This was the second part of the link
between the Primitivo and the Norte,
and was probably our best day on the
Sue strapped up her knee and took some Ibuprofen,
and we set off in the early light not knowing if
we would have to give up today.
Tha path led along a little river, past a modern
swimming pool complex and some sort of adventure
village still under construction and into the countryside.
We hadn't realised that Friol was such a modern place!
We started off on country paths and roads, passing an old mill.
There were few people, and we passed through villages deserted apart from dogs!
The green arrows were usually there, but sometimes hard to spot.
Then it got harder going, with churned up mud and even stepping stones across a river.
Then came an unusual encounter:
we were following a lady encouraging a herd of cows up the hill,
when she asked Sue if she was French. Sue said, no, Swiss, and
the lady's face lit up. She expained, in Bernese dialect,
that thirty years ago she (Ermita) had worked in Thun
hospital! ( Thun is the next big town to where we live).

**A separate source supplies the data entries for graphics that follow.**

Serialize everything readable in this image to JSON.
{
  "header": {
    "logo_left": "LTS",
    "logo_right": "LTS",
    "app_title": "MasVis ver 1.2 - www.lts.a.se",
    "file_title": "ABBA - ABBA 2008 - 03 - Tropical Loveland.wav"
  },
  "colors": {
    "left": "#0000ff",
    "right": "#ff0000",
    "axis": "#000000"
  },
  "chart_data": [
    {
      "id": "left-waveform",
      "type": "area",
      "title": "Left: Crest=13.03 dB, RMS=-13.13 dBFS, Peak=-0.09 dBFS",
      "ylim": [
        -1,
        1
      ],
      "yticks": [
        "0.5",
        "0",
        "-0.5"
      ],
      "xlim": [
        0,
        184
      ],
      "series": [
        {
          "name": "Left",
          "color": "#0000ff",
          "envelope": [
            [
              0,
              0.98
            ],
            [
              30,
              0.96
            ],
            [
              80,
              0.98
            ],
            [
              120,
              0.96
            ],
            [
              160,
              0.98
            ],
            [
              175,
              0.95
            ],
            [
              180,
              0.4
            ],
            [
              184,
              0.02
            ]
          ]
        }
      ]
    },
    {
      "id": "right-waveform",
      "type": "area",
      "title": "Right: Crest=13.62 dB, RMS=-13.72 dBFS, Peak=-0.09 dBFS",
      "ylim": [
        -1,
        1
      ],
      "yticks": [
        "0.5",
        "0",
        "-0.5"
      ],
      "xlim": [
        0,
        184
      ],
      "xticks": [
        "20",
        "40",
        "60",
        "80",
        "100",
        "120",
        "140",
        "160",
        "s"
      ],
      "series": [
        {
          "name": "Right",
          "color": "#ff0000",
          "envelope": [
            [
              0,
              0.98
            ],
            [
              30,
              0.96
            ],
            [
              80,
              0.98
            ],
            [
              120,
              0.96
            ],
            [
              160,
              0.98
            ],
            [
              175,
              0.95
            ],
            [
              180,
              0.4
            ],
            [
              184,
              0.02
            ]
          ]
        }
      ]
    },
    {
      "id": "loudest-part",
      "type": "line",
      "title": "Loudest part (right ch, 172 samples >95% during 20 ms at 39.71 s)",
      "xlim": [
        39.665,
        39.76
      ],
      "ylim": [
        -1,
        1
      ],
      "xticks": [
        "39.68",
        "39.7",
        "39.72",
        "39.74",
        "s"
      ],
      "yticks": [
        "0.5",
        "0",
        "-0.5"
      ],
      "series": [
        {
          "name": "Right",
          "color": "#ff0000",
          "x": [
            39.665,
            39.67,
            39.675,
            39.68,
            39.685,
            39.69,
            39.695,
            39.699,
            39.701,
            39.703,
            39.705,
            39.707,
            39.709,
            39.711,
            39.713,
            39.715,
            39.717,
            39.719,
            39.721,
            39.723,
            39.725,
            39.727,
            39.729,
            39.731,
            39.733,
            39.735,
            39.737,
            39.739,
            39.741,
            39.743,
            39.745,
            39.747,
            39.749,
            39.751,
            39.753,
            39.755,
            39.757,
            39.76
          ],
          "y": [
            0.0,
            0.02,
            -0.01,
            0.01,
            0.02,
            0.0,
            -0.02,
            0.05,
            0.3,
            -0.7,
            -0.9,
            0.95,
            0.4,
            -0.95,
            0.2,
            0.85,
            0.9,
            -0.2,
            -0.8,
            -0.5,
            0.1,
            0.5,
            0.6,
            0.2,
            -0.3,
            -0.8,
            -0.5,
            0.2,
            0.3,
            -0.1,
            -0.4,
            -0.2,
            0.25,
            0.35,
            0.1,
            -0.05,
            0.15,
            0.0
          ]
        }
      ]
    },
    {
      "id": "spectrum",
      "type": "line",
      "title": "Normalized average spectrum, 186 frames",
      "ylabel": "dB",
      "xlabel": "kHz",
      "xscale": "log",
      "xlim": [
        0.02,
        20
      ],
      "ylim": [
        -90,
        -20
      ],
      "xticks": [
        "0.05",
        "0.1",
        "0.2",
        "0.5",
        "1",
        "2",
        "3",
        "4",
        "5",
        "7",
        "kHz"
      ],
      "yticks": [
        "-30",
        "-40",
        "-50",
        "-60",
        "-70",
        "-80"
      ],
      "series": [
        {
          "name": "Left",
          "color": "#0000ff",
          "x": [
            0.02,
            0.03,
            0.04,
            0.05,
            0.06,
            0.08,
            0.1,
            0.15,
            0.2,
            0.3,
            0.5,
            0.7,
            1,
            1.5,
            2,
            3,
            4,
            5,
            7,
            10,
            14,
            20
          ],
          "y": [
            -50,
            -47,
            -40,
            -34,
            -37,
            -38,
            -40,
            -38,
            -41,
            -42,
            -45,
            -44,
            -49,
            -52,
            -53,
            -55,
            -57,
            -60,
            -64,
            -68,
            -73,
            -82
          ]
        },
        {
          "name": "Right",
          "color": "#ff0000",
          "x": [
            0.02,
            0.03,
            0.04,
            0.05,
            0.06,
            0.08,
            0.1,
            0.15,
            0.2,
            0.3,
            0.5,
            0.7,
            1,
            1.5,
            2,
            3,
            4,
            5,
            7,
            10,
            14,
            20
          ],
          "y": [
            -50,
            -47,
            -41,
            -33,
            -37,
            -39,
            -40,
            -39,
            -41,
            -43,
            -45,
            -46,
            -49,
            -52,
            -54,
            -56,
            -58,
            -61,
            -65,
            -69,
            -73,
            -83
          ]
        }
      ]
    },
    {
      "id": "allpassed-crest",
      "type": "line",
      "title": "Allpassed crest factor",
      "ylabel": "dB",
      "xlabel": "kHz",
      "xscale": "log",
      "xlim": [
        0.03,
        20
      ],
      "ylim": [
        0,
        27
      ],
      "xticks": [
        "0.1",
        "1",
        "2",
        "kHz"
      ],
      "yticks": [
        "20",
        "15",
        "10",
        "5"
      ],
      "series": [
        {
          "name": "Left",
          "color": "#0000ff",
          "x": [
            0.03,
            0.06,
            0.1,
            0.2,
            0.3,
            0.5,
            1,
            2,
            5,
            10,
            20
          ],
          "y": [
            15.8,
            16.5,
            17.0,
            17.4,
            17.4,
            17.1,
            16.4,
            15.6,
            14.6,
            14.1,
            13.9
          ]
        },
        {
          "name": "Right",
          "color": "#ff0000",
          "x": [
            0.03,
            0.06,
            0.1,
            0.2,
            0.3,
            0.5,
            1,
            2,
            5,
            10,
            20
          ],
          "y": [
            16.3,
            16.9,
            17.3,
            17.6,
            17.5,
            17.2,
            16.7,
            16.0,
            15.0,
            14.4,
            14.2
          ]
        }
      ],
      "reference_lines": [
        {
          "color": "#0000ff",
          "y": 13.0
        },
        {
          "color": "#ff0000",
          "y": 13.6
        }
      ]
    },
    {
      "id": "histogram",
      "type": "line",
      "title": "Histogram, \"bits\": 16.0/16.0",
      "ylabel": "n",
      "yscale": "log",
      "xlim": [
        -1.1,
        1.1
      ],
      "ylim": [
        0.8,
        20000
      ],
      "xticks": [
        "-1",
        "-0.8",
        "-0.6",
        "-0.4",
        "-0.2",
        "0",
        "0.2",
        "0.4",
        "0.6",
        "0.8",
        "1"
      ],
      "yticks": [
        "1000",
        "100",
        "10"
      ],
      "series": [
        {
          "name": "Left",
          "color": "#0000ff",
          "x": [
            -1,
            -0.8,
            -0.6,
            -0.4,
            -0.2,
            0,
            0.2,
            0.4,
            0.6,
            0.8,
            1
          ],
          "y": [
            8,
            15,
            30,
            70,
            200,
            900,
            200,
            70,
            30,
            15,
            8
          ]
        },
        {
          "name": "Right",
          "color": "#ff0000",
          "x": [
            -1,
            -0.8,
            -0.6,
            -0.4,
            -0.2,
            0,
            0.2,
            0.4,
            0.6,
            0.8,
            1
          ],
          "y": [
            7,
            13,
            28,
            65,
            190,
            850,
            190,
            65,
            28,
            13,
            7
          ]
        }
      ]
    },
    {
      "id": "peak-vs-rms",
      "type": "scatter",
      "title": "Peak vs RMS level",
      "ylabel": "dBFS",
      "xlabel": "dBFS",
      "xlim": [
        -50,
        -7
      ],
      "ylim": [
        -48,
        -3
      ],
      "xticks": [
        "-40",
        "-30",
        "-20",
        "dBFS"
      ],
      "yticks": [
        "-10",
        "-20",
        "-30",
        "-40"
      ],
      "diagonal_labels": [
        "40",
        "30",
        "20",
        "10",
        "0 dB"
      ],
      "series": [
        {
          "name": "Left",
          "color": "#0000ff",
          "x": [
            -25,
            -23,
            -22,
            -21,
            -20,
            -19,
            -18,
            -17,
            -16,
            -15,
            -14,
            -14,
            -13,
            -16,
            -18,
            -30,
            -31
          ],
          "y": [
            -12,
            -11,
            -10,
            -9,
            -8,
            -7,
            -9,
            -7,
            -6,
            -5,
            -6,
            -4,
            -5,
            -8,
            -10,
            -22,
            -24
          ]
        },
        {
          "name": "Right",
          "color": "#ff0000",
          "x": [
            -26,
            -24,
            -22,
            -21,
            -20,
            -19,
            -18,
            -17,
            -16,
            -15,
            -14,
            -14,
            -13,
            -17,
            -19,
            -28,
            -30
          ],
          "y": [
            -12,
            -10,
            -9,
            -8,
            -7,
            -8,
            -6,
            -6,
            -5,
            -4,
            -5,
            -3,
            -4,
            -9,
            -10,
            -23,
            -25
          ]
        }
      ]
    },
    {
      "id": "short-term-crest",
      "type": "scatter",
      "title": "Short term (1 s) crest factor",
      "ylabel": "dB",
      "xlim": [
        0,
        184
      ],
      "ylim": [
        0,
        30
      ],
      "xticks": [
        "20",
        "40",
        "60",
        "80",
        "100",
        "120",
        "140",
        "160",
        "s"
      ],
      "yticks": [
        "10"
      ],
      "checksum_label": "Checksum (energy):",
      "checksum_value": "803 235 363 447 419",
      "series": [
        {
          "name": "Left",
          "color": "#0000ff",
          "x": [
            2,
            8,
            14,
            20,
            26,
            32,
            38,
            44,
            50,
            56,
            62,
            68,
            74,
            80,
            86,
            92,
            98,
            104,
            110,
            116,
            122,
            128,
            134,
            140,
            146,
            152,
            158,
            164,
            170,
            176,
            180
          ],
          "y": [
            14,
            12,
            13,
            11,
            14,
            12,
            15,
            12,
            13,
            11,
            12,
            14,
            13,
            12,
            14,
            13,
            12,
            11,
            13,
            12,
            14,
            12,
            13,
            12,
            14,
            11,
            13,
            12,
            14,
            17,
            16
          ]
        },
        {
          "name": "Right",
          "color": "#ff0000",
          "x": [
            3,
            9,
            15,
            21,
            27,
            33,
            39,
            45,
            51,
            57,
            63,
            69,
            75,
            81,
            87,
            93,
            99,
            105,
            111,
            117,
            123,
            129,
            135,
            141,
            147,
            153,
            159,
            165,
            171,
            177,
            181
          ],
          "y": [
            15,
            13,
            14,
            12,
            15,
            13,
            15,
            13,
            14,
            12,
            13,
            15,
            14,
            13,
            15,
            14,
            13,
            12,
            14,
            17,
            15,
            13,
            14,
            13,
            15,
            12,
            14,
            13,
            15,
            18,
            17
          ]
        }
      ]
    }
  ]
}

She chatted for some time about how she had enjoyed life in Switzerland,
until our ways parted.
From there, we walked through eerily deserted forests,
discovering the bones of the hind leg of a deer on the way.
Angus joked that there must be bears in the woods.
Later that evening, another pilgrim regaled us with his story of meeting a wolf
in those same woods!
Eventually we joined the Camino Norte for a section of road with a well-made,
separate pilgrim path, and started to meet other pilgrims again-
We stopped for coffee and snack and chatted to a few of them over a snack.
From there it was past the lake full of frogs to the monastery.
There we had to queue to register with a receptionist who muttered
that this was a monastery and if people didn't like
the pace of life here, they should find a different hostel!
Then Brother Lawrence, a well-educated Englishman, with an unusual attitude to being a monk,
and who was enjoyable to chat to, showed us to our dormitory.
We had a look around, then ate at the long table in the kitchen with
a talkative Australian and two quiet Dutch.
We went to bed early, although Angus saw the cloisters by moonlight because he had to
go to the toilet in the middle of the night.